Le parfum de la chevelure apparaît chez des poètes de tendances extrêmement variées : décadents, fidèles du Parnasse ou inclassables comme Charles Cros. Il intervient souvent dans des recueils de jeunesse, dans lesquels la sensualité occupe une place importante. Armand Silvestre rêve d’une chevelure féminine qui « (…) secouait ses parfums dans l’air tiède du soir179 ». Maurice Bouchor affirme dans L’Aurore : « (…) Je mourrais pour sentir l’odeur de tes cheveux (…)180 »

et même Sully Prudhomme se laisse prendre au charme de ce parfum sensuel :

Ah ! toi seule, odeur trop aimée Des cheveux trop noirs et trop lourds, Tu nous laisses, courte fumée,

Des vestiges brûlant toujours.181

178 Maurice Rollinat Dans les Brandes, Paris, Sandoz et Fischbacher, 1877, p.80.

179 Armand Silvestre Poésies, Paris, Charpentier, 1875, p.17.

180 Maurice Bouchor L’Aurore, Paris, Charpentier, 1884, p.53.

181 Sully Prudhomme « Parfums anciens » in Les Vaines tendresses, (in Poésies, 1872-1878 : Les vaines tendresses, La funeste révolte des fleurs, Poésies diverses, Les Destins, Le Zénith,) Paris, Lemerre, 1897, p.57- 60.

Le poète Camille Delthil, plus de trente ans après Baudelaire, parle encore de la chevelure comme d’une « onduleuse mer aux vagues embaumées (…)182 ».

Le poème peu connu de Rémy de Gourmont, en 1897, intitulé « Simone», accorde à la chevelure une place essentielle :

Simone, il y a un grand mystère Dans la forêt de tes cheveux. Tu sens le foin, tu sens la pierre Où des bêtes se sont posées ; Tu sens le cuir, tu sens le blé, Quand il vient d’être vanné ; Tu sens le bois, tu sens le pain Qu’on apporte le matin ;

Tu sens les fleurs qui ont poussé Le long d’un mur abandonné. (...)

Tu sens la terre et la rivière ; Tu sens l’amour, tu sens le feu. Simone, il y a un grand mystère Dans la forêt de tes cheveux.183

Les odeurs de la chevelure sont ici à la fois très symboliques et très concrètes : concrètes car elles évoquent une nature saine et abondante, à la fois domestiquée et sauvage, libre et nourricière ; symboliques car toutes ces senteurs veulent donner une image de la femme aimée, jeune et chaleureuse, fraîche et mûre, en harmonie avec cette nature qui la reflète. Les cheveux sont ici le départ d’une rêverie symbolique grâce aux odeurs et à travers elles. Cette fois, contrairement à ce qu’on trouvait chez Baudelaire, l’évocation du parfum rejoint l’intériorité de la femme. Cette évolution est caractéristique de l’extrême fin du siècle, et en particulier du courant naturiste. Après une période où l’intériorité de la femme est souvent évacuée, le parfum renoue un lien avec la personnalité de la femme.

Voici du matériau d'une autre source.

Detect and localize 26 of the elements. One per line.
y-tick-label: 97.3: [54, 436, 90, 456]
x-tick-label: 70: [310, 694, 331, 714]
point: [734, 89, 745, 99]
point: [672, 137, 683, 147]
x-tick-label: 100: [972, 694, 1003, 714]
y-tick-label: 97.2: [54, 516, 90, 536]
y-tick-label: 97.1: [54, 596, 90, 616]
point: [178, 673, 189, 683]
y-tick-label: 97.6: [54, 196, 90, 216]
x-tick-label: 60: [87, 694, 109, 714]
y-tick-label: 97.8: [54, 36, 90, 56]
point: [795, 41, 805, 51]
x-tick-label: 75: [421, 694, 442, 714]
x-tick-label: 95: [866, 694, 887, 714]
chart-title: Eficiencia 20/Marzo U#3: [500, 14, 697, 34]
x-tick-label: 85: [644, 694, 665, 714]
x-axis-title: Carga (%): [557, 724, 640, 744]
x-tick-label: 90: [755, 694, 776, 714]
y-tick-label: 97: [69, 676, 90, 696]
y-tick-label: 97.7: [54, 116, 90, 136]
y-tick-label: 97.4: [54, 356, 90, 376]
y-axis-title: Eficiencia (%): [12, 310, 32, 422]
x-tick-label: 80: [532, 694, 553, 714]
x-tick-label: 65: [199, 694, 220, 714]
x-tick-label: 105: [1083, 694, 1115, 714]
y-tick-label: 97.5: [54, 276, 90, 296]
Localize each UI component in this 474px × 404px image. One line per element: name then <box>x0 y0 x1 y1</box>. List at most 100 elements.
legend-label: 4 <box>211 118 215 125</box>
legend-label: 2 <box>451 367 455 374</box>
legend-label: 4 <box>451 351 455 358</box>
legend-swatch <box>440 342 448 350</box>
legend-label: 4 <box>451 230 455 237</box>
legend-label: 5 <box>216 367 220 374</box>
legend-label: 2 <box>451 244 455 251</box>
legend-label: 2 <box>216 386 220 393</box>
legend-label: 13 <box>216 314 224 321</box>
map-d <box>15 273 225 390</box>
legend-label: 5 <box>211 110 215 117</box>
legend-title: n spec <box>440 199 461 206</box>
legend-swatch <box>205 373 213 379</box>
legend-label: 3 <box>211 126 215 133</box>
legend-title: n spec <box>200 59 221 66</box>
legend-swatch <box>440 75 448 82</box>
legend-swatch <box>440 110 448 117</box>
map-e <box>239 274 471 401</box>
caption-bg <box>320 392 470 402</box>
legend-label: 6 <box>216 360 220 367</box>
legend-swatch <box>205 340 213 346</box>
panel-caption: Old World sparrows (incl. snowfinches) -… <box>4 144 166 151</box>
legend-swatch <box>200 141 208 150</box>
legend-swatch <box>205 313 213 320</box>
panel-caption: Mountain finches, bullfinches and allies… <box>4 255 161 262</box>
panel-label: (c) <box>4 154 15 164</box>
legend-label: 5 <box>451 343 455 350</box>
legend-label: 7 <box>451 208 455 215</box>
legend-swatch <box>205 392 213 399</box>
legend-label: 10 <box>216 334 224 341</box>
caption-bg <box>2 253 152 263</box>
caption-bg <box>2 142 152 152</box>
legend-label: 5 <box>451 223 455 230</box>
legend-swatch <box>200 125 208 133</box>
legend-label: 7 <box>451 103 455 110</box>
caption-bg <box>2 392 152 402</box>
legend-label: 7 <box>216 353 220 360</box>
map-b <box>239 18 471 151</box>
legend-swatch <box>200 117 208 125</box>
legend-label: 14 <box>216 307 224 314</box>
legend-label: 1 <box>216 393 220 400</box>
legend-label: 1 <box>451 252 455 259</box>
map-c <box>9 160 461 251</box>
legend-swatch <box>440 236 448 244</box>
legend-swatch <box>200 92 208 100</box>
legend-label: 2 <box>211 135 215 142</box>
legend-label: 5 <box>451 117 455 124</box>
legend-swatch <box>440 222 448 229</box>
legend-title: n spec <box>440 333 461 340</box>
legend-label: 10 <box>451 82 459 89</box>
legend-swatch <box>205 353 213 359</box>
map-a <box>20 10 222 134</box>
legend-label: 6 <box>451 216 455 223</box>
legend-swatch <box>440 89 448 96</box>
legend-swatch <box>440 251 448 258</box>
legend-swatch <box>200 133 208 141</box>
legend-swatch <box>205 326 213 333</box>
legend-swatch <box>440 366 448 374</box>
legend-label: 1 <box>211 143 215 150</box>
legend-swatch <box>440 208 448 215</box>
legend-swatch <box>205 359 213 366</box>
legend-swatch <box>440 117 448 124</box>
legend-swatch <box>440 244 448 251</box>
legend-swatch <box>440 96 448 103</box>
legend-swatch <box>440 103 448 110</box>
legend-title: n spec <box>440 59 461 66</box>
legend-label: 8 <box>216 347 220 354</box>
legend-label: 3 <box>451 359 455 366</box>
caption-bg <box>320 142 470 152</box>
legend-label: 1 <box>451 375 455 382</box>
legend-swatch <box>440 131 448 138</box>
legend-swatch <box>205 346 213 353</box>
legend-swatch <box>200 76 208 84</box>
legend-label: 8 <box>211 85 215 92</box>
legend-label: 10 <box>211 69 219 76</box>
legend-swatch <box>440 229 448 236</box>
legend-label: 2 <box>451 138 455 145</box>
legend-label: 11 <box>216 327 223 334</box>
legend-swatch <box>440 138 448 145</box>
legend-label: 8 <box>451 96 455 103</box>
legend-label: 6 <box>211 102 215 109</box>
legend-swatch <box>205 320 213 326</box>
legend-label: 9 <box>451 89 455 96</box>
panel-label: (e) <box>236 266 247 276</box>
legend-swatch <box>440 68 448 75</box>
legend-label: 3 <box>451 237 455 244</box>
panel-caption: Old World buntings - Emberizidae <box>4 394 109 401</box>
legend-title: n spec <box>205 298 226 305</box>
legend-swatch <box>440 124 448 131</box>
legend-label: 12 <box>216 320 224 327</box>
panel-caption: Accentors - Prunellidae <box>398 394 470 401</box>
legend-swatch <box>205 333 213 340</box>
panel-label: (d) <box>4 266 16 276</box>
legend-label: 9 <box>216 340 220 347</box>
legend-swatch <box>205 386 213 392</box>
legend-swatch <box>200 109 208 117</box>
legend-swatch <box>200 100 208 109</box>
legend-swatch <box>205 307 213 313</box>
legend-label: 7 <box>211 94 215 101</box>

182 Camille Delthil Les Tentations, Paris, Lemerre, 1890, « Les Cheveux », p.117.

A partir de 1850, la chevelure embaumée est un des motifs olfactifs les plus fréquents de la littérature, en particulier dans la poésie. Elle parfume des courants divers de la littérature, et éveille toujours un désir sensuel. Une autre senteur dont la fréquence est remarquable est le parfum exotique. Souvent caché dans une chevelure, il a des pouvoirs érotiques et oniriques insoupçonnés jusqu’alors, même chez les romantiques qui lui avaient pourtant reconnu certains charmes.